The project will evaluate different methods for managing farm field irrigation runoff and how these methods affect the denitrification process, in which nitrates in water are converted into inert nitrogen gas (N2). The gas is released harmlessly into the atmosphere, removing excess nitrogen from water bodies where it can harm ecosystem functions. A goal of Hagedorn’s research project is to develop information to help advise farmers about how to manage runoff to maximize denitrification and minimize the production of nitrous oxide (N2O), a potent greenhouse gas that is also produced by denitrification.
Hagedorn received a M.S. in geosciences from Pennsylvania State University and a B.S. in environmental science with an earth science concentration from the University of North Carolina, Asheville.

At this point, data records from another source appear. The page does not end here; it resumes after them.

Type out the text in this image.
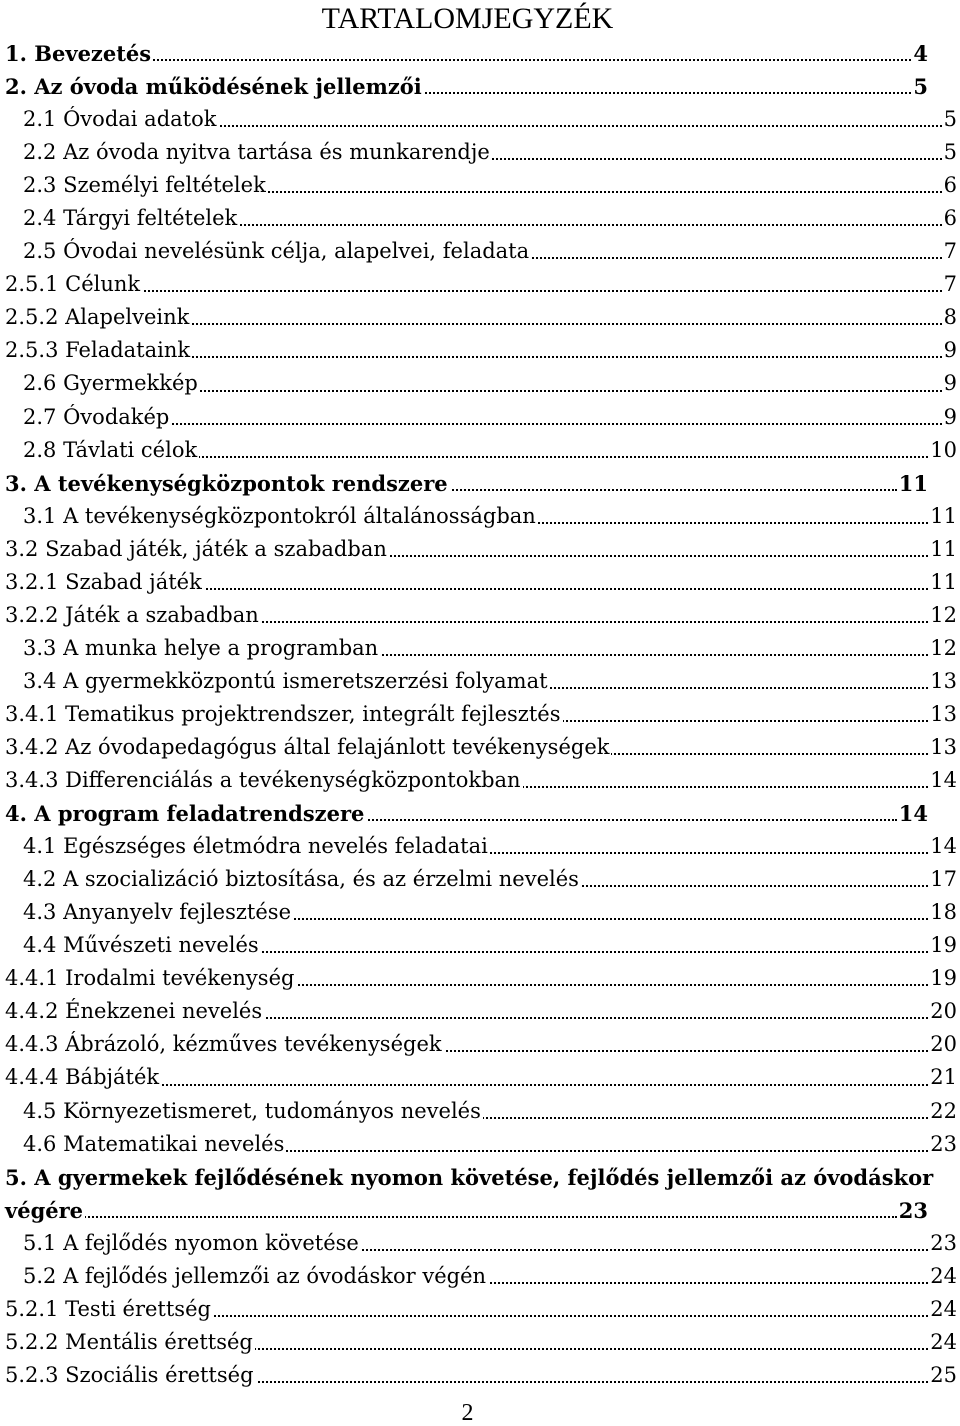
TARTALOMJEGYZÉK
1. Bevezetés	4
2. Az óvoda működésének jellemzői	5
2.1 Óvodai adatok	5
2.2 Az óvoda nyitva tartása és munkarendje	5
2.3 Személyi feltételek	6
2.4 Tárgyi feltételek	6
2.5 Óvodai nevelésünk célja, alapelvei, feladata	7
2.5.1 Célunk	7
2.5.2 Alapelveink	8
2.5.3 Feladataink	9
2.6 Gyermekkép	9
2.7 Óvodakép	9
2.8 Távlati célok	10
3. A tevékenységközpontok rendszere	11
3.1 A tevékenységközpontokról általánosságban	11
3.2 Szabad játék, játék a szabadban	11
3.2.1 Szabad játék	11
3.2.2 Játék a szabadban	12
3.3 A munka helye a programban	12
3.4 A gyermekközpontú ismeretszerzési folyamat	13
3.4.1 Tematikus projektrendszer, integrált fejlesztés	13
3.4.2 Az óvodapedagógus által felajánlott tevékenységek	13
3.4.3 Differenciálás a tevékenységközpontokban	14
4. A program feladatrendszere	14
4.1 Egészséges életmódra nevelés feladatai	14
4.2 A szocializáció biztosítása, és az érzelmi nevelés	17
4.3 Anyanyelv fejlesztése	18
4.4 Művészeti nevelés	19
4.4.1 Irodalmi tevékenység	19
4.4.2 Énekzenei nevelés	20
4.4.3 Ábrázoló, kézműves tevékenységek	20
4.4.4 Bábjáték	21
4.5 Környezetismeret, tudományos nevelés	22
4.6 Matematikai nevelés	23
5. A gyermekek fejlődésének nyomon követése, fejlődés jellemzői az óvodáskor
végére	23
5.1 A fejlődés nyomon követése	23
5.2 A fejlődés jellemzői az óvodáskor végén	24
5.2.1 Testi érettség	24
5.2.2 Mentális érettség	24
5.2.3 Szociális érettség	25
2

Katie Hornick will pursue a Ph.D. in the Marine Estuarine Environmental Sciences Graduate Program at the University of Maryland, College Park. She is working in Dr. Louis Plough’s lab at UMCES’ Horn Point Laboratory, where she studies population genetics of the Eastern oyster relevant to the mollusk’s restoration in the Chesapeake Bay. The goal of this project is to develop a model to assess the genetic impact of supplementing wild populations of oysters with hatchery-produced ones in Harris Creek, on Maryland’s Eastern Shore.
Hornick received a B.S. in natural sciences from Loyola Marymount University.
P. Kanoko Maeda is a master’s student in the Environmental Science and Technology program at the University of Maryland, College Park. She is working in Dr. Paul Leisnham’s lab, where she studies how social factors, including demographics, knowledge, and attitudes, affect the willingness of local residents to install stormwater-control practices on their properties. In particular, Maeda is studying whether these measures (called best management practices or BMPs) promote mosquito breeding and whether residents’ concerns about the risk of breeding affects their willingness to install BMPs on their properties. Her work aims to clarify the actual risks of mosquito production from household BMPs compared to other habitats and to increase BMP adoption.
As an undergraduate at the University of Florida, Maeda combined her interests in human and environmental systems and earned a B.A. in anthropology and a B.S. in wildlife ecology and conservation.
Adriane Michaelis is a Ph.D. student in the Anthropology program at the University of Maryland, College Park. She is working in Dr. Jen Shaffer’s laboratory. Michaelis’ research interests emphasize including local communities in natural resource management. Her dissertation work focuses on the development of oyster aquaculture in the Chesapeake Bay, the backgrounds and motivations of the people currently involved in Maryland’s oyster harvest (wild and aquaculture), and future considerations related to oyster aquaculture and management. Her study includes examining the resistance among some watermen to participating in oyster aquaculture and how these decisions are influenced by the social networks in which they participate.
Michaelis received a B.S. in anthropology-zoology from the University of Michigan and a M.S. in marine biology from the University of North Carolina, Wilmington. Before starting her dissertation, she dove from and captained a dive research vessel while monitoring Maryland’s restored oyster reefs.